Timings are run twice and half are discarded
When Linktest performs ping-pong benchmarks it performs the send and receive operation necessary to generate the timings twice. Once in benchmark.cc
where the main parallel benchmark resides:
427:static int linktest_benchmark_work_pingpong_parallel(LinktestBenchmark& bench,
428: int partner, int sign,
429: double* time)
430:{
431: double tmp1, tmp2;
432:
433: bench.barrier();
434:
435: auto from = (sign < 0) ? partner : bench.rank();
436: auto to = (sign < 0) ? bench.rank() : partner;
437:
438: auto ret = bench.kernel(from, to, &tmp1);
439: if (unlikely(ret))
440: return 1;
441:
442: bench.barrier();
443:
444: ret = bench.kernel(to, from, &tmp2);
444: if (unlikely(ret))
445: return 1;
446:
447: *time = (sign > 0) ? tmp1 : tmp2;
448:
449: bench.barrier();
450:
451: return 0;
452:}
Here we see that benchmark kernel bench.kernel
is executed twice with exchanged sender and recipient. Note that half of the timing data is discarded in line 447. @frings2 Do you know why we do this? Is this for load balancing?
Internally bench.kernel
calls either kpinpong
or kbipingpong
, which performs a pingpong test by sending to and receiving a message from another party. This is what is timed, i.e. the time to repeatedly send and receive a message.

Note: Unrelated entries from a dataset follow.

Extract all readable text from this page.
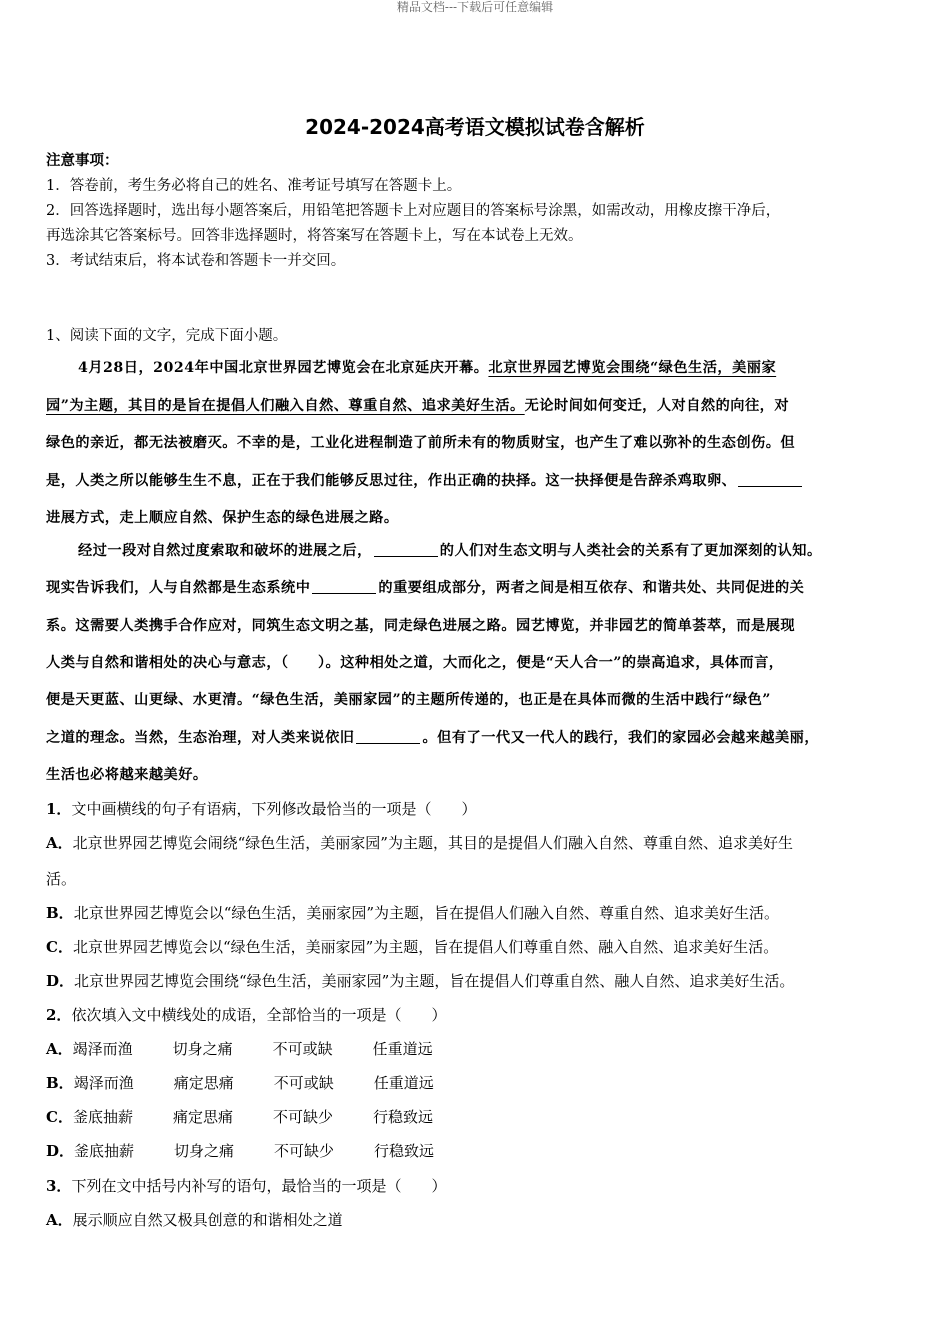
精品文档---下载后可任意编辑
2024-2024高考语文模拟试卷含解析
注意事项：
1．答卷前，考生务必将自己的姓名、准考证号填写在答题卡上。
2．回答选择题时，选出每小题答案后，用铅笔把答题卡上对应题目的答案标号涂黑，如需改动，用橡皮擦干净后，
再选涂其它答案标号。回答非选择题时，将答案写在答题卡上，写在本试卷上无效。
3．考试结束后，将本试卷和答题卡一并交回。
1、阅读下面的文字，完成下面小题。
4月28日，2024年中国北京世界园艺博览会在北京延庆开幕。北京世界园艺博览会围绕“绿色生活，美丽家
园”为主题，其目的是旨在提倡人们融入自然、尊重自然、追求美好生活。无论时间如何变迁，人对自然的向往，对
绿色的亲近，都无法被磨灭。不幸的是，工业化进程制造了前所未有的物质财宝，也产生了难以弥补的生态创伤。但
是，人类之所以能够生生不息，正在于我们能够反思过往，作出正确的抉择。这一抉择便是告辞杀鸡取卵、
进展方式，走上顺应自然、保护生态的绿色进展之路。
经过一段对自然过度索取和破坏的进展之后，	的人们对生态文明与人类社会的关系有了更加深刻的认知。
现实告诉我们，人与自然都是生态系统中	的重要组成部分，两者之间是相互依存、和谐共处、共同促进的关
系。这需要人类携手合作应对，同筑生态文明之基，同走绿色进展之路。园艺博览，并非园艺的简单荟萃，而是展现
人类与自然和谐相处的决心与意志，（　　）。这种相处之道，大而化之，便是“天人合一”的崇高追求，具体而言，
便是天更蓝、山更绿、水更清。“绿色生活，美丽家园”的主题所传递的，也正是在具体而微的生活中践行“绿色”
之道的理念。当然，生态治理，对人类来说依旧	。但有了一代又一代人的践行，我们的家园必会越来越美丽，
生活也必将越来越美好。
1．文中画横线的句子有语病，下列修改最恰当的一项是（　　）
A．北京世界园艺博览会闹绕“绿色生活，美丽家园”为主题，其目的是提倡人们融入自然、尊重自然、追求美好生
活。
B．北京世界园艺博览会以“绿色生活，美丽家园”为主题，旨在提倡人们融入自然、尊重自然、追求美好生活。
C．北京世界园艺博览会以“绿色生活，美丽家园”为主题，旨在提倡人们尊重自然、融入自然、追求美好生活。
D．北京世界园艺博览会围绕“绿色生活，美丽家园”为主题，旨在提倡人们尊重自然、融人自然、追求美好生活。
2．依次填入文中横线处的成语，全部恰当的一项是（　　）
A．竭泽而渔	切身之痛	不可或缺	任重道远
B．竭泽而渔	痛定思痛	不可或缺	任重道远
C．釜底抽薪	痛定思痛	不可缺少	行稳致远
D．釜底抽薪	切身之痛	不可缺少	行稳致远
3．下列在文中括号内补写的语句，最恰当的一项是（　　）
A．展示顺应自然又极具创意的和谐相处之道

Here is an example from the UCX implementation:
684:int VirtualClusterUCP::kpingpong(int from, int to, MemoryBuffer& buf,
685: int num_msg, double* timing)
686:{
687: static const int PING = 100;
688: static const int PONG = 101;
689:
690: double tv = 0;
691:
692: buf.fill();
693:
694: if(rank() == from) {
695: tv = walltime();
696:
697: for (auto i = 0; i < num_msg; ++i) {
698: auto ret = kpingpong_send(to, buf, PING);
699: if (unlikely(ret))
700: return 1;
701:
702: ret = kpingpong_recv(to, buf, PONG);
703: if (unlikely(ret))
704: return 1;
705: }
706:
707: tv = walltime() - tv;
708: tv = tv / (2.0*num_msg);
709: } else if(rank() == to) {
710: for (auto i = 0; i < num_msg; ++i) {
711: auto ret = kpingpong_recv(from, buf, PING);
712: if (unlikely(ret))
713: return 1;
714:
715: ret = kpingpong_send(from, buf, PONG);
716: if (unlikely(ret))
717: return 1;
718: }
719: } else {
720: error("Invalid rank.");
721: return 1;
722: }
723:
724: if(timing)
725: *timing = tv;
726:
727: return 0;
728:}
Is this what we want? We are effectively doing all computations twice for no apparent reasons. We could probably cut down compute time by up to 50% by correcting this. @frings2 what do you think?